INDEKS MEDIA

Berita Hari Ini Di Indonesia & Internasional

Ambiguitas Relawan dalam Praktik Politik Uang di Pemilu 2024

Deri, aktivis Jaringan Pemuda Peduli Pemilu melayangkan komentar soal Politik Uang (Pemuda Pemilu)

INDEKSMEDIA.ID — Pada Pemilu 2019 lalu, Charta Politika merilis persentase opini masyarakat terhadap praktik politik uang.

Hasilnya begitu mengejutkan. Sebanyak 45,6 persen, masyarakat mewajarkan praktek politik uang.

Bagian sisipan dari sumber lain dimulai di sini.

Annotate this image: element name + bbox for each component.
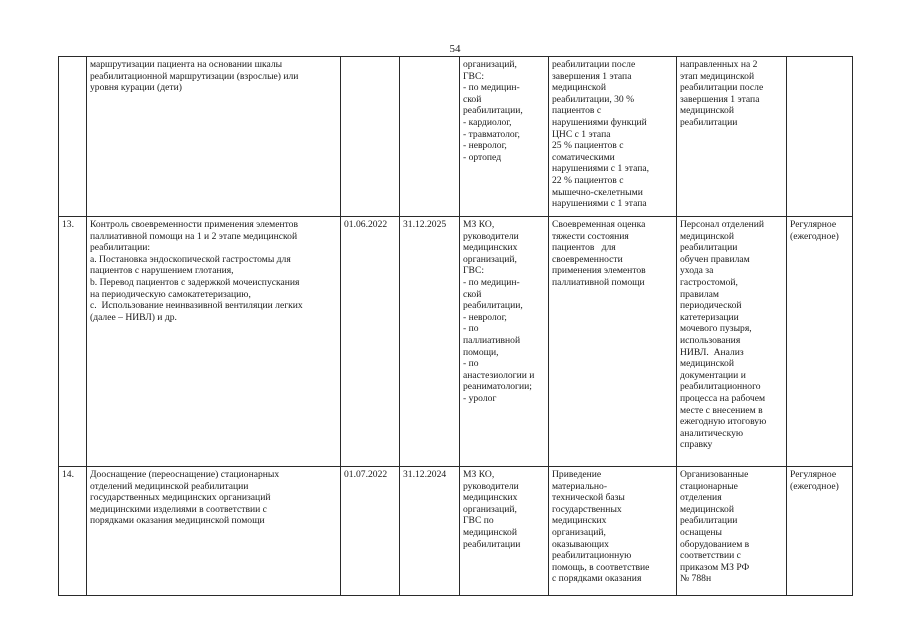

Hanya 39, 1 persen saja masyarakat yang
menolak politik uang, sedangkan 15, 4 persen tidak menjawab.

Masyarakat Jawa Timur menjadi daerah paling menerima politik uang dengan persentase 54, 7 persen.

Kemudian DKI dan Banten dengan persentase 54, 5 persen.

Padahal Undang-undang pemilu nomor 7 tahun 2017 secara tegas menyatakan bahwa praktik tersebut dilarang.

Bahkan politik uang termasuk tindak pidana pemilu.

Lantas, apa pemicu politik uang? Siapa yang sering terlibat? Bagaimana akibat dari tindak pidana tersebut bagi kesehatan demokrasi kita?

Lebih jauh, bagaimana cara menyikapi hal tersebut pada pemilu 2024 mendatang?

Pemicu Terjadinya Praktik Politik Uang Pada Pemilu 2024

Pakar Tata Negara, Yusril Ihza Mahendra mengartikan politik uang sebagai upaya memengaruhi massa pemilu dengan imbalan materi.

Titi Anggraini, pakar hukum pemilu dari Universitas Indonesia mengatakan, bahwa politik uang telah bertransformasi mengikuti perkembangan zaman.

Prakteknya tidak hanya memberikan uang saja, melainkan berupa kebutuhan pokok.

Di era digital, politik uang bisa berupa digital vote buying atau membeli suara dalam bentuk digital untuk pemenangan calon tertentu.

Titi berpendapat, pemicu paling utama tindak pidana tersebut ialah mental buruk para politisi.

Para politisi masih memiliki keyakinan bahwa uang merupakan faktor utama dalam meraih kemenangan.

Selain itu, diperkuat dengan sistem kaderisasi yang buruk. Sehingga muncul budaya instan. Pergerakan mereka tidak mengakar di basis konstituennya.

Akhirnya mereka memilih politik transaksional dari pada politik gagasan.

Berdasarkan analisa Titi itu, praktek politik uang pada pemilu 2024 bisa lebih brutal.

Hal ini karena tindak pidana tersebut tidak hanya terjadi di tataran grassroot. Tapi dilakukan juga oleh birokrasi, pemerintah dan elit partai.

Politik Uang diawali sejak rekrutmen calon anggota legislatif dan penetapan nomor urut calon oleh partai.

Alasannya adalah untuk membiayai saksi, pengawalan suara dan menjalankan mesin partai.